Grant number: 16/03850-3
Support Opportunities:Scholarships in Brazil - Scientific Initiation
Effective date (Start): June 01, 2016
Effective date (End): October 31, 2019
Field of knowledge:Humanities - Psychology - Social Psychology
Principal Investigator:Hélio Rebello Cardoso Júnior
Grantee:Letícia Iafelix Minari
Host Institution: Faculdade de Ciências e Letras (FCL-ASSIS). Universidade Estadual Paulista (UNESP). Campus de Assis. Assis , SP, Brazil
Associated scholarship(s):17/25494-7 - The institutionalization of deviants: a study about the re-internment of Brazil's poor and mad people, BE.EP.IC


This paper proposes a theoretical study on the works of Michel Foucault (2006, 2013, 2014), Erving Goffman (2007) and Franco Basaglia (2005), about psychiatric institutions and emphasizing the 'process of the institutionalization of madness'. The main objective is to demonstrate the perspective of each author about this process, making a comparative exercise between them. In this thread, Foucault explains that the seventeenth century was the time period in which the 'grand internment' took place, taking people that were considered deviant (like the poor, the madmen, the perverse) and confining them. These people started occupying places known as 'General Hospitals' that, in spite of its name, were not destined to healthcare, but sought to find a moral cure.

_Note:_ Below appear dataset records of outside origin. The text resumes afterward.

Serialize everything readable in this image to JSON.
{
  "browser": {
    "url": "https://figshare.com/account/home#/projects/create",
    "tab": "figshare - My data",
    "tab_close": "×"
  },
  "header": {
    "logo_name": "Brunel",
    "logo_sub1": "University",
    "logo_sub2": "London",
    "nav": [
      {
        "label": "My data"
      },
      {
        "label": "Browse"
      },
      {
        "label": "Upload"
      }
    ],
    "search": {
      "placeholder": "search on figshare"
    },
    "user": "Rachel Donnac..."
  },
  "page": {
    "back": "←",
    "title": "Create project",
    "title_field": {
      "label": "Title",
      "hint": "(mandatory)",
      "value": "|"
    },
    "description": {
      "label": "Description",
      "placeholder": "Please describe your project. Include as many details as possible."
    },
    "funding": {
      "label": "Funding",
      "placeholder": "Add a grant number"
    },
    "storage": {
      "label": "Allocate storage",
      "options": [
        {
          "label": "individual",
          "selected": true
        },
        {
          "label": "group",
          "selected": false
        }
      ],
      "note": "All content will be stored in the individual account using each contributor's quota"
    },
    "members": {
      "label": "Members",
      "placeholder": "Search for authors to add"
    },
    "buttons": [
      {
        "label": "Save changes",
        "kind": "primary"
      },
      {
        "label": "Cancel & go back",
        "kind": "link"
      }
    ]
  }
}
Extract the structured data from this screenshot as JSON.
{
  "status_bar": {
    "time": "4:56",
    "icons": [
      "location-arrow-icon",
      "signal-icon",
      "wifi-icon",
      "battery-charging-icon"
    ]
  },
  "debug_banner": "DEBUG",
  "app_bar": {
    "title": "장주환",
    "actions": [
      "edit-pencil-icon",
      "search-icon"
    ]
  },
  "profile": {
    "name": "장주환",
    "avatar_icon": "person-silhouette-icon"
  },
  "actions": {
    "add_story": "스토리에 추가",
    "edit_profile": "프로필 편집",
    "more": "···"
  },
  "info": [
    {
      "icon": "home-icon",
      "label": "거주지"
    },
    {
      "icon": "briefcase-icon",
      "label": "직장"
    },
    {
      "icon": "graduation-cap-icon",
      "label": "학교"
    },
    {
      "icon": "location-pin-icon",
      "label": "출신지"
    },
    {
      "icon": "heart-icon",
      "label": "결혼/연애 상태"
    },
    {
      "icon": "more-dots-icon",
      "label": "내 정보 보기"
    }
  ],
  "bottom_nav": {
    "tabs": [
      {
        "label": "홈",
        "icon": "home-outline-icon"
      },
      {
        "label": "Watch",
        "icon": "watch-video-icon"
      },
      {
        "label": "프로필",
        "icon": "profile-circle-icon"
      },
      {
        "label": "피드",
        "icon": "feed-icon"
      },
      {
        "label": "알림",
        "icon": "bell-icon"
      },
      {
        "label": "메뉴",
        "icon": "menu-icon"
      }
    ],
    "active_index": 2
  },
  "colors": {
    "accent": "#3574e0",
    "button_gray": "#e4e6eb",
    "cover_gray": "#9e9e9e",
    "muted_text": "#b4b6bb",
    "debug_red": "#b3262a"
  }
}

The rise in numbers of these places made particular 'houses' to be founded, like the Belhomme pension, and started separating the 'madmen' from the other interns. Before the end of the eighteenth century psychiatry arises proposing the asylum institute as treatment to madness. On another note, Goffman was responsible to point to the totalitarian characteristics of these places, placing the view of the intern over the view of the institution. Basaglia, in spite of psychiatry, was one of the great critics of the hospitalocentric model, considering it a repressive institution, violent and excluding all that is considered abnormal by social norms. His studies were of great importance to the repercussion of the psychiatric reform movement known as 'Democratic Psychiatry' and shutting down Italian asylums.